In recent years, an effort has been made to pinpoint the possible goals for “intentional practice” in psychotherapy. This effort seeks to give therapists a tool through which they can identify one goal, from a variety of common factors, the general factors, to “practice” on it.
Consider, for example, the dyad component. This element, the dyad, refers to a phenomenon that occurs in any treatment: out of intimacy, a “connection” is created between the patient and the therapist, and this “connection” allows the patient to grow. When a therapist tells the patient, “There’s a lot of frustration here … not yours, not mine, but both of us, together,” she refers to the same dyadic element, to the same connection between her and the patient, to that momentary “fusion” that can allow him, the patient, to feel Things alone he is not too brave to feel. The dyad, the reference to the same “connection” between patient and patient, is considered in all contemporary theories as a significant lever in psychotherapy.

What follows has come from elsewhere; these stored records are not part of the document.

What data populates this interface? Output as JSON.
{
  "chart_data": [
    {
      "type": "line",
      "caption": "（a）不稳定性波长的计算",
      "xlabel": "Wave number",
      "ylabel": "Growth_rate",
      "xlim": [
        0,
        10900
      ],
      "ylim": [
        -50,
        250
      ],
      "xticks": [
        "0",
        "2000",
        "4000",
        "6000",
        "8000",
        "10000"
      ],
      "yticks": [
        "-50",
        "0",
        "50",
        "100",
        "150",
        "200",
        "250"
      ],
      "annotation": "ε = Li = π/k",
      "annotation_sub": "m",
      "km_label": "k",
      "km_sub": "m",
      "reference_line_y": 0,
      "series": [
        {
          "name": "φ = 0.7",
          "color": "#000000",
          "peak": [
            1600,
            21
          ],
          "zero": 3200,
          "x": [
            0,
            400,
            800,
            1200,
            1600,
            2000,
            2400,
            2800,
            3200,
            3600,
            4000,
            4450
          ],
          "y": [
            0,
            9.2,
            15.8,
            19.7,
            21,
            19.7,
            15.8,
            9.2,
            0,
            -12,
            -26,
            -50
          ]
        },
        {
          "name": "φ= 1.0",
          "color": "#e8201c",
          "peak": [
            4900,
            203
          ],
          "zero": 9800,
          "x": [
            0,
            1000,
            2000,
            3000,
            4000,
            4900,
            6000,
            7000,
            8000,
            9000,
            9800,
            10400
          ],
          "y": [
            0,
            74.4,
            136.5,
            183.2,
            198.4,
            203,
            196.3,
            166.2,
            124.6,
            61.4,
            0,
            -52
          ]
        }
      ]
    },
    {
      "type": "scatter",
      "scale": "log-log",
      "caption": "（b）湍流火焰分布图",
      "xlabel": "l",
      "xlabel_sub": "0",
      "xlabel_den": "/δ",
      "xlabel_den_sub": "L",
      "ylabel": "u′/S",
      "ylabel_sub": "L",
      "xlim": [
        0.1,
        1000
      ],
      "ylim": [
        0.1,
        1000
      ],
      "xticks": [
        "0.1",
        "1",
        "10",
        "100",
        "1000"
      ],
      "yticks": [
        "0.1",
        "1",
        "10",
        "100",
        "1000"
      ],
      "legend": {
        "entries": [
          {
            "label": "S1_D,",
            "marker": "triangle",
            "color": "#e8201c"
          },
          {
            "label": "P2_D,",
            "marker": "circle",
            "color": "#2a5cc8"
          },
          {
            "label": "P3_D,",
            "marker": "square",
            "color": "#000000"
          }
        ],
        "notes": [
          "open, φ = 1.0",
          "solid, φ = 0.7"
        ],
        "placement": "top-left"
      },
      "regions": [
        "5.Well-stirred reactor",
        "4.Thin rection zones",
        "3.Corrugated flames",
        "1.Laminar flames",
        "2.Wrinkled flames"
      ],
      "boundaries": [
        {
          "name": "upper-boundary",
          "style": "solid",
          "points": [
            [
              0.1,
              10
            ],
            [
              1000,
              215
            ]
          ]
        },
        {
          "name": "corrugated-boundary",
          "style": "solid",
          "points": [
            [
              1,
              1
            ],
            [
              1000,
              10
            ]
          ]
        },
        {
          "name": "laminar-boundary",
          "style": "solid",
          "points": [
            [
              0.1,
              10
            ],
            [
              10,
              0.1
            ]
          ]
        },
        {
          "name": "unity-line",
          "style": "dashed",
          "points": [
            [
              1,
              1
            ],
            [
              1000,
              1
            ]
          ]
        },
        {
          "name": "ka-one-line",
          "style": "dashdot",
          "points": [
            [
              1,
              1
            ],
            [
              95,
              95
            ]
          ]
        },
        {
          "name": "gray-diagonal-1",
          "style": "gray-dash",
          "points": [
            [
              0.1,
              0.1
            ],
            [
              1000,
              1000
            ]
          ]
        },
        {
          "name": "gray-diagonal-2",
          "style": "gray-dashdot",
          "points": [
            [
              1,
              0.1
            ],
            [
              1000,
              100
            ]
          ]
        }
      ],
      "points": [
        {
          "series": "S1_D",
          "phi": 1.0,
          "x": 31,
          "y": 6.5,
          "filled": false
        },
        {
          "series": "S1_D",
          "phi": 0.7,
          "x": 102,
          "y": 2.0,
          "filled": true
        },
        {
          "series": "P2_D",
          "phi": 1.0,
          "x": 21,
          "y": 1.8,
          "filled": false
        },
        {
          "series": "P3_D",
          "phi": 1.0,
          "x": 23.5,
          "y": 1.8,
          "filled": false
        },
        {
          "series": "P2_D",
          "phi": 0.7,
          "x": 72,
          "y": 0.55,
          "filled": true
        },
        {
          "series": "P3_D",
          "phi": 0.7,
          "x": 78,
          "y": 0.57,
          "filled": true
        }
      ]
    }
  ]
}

The “intentional practice” of the dyad requires attention: it requires you, the therapist, to pay attention to when this component was injured in the treatment, and whether when it happened – the treatment
really “gained”, that is – something good came out of it. If, for example, following the therapist’s statement “there is a lot of frustration here in the room … not yours, not mine, but both of us, together” the patient withdraws (for example, convenes himself and says: “I do not know, sad for me”), the reference to dyad Did not bring good. She achieved, in fact, the opposite result. Instead of the patient entering the dyad, and staying in it, he “runs away” back to himself. But, if the patient’s response is “true, but maybe because it’s both of us’s we can hold on to this frustration, not collapse, ‘then the intervention was excellent. It allowed the patient to experience “together”, discover its benefits and move forward. “Deliberate practice” means that the therapist can isolate the dyad component and practice it until she reaches the point where she knows how to bring it in with the right timing and intensity so that the patient will benefit from it. Thus “deliberate practice”: setting a goal (“I want to improve in the way I raise the dyad”), practicing it (“I will diagnose all my use of this ingredient until I can bring it to perfection”), and delving into it outside the treatment room (“I will read about Winnicott’s transition space, on Kohut’s fusion and Ogden’s analytical third until I know the theory behind “the dyad”). More and more, so – until the therapist turns from “a therapist who knows there is a dyad” to a “master therapist who juggles a dyad”.
The MATRIX is a tool that allows the therapist to dive into the clinical material and offer insights, centers for intentional practice, and levers, which will make the therapist more creative, accurate, and effective, that is … will allow him to move for a pleasant master therapist.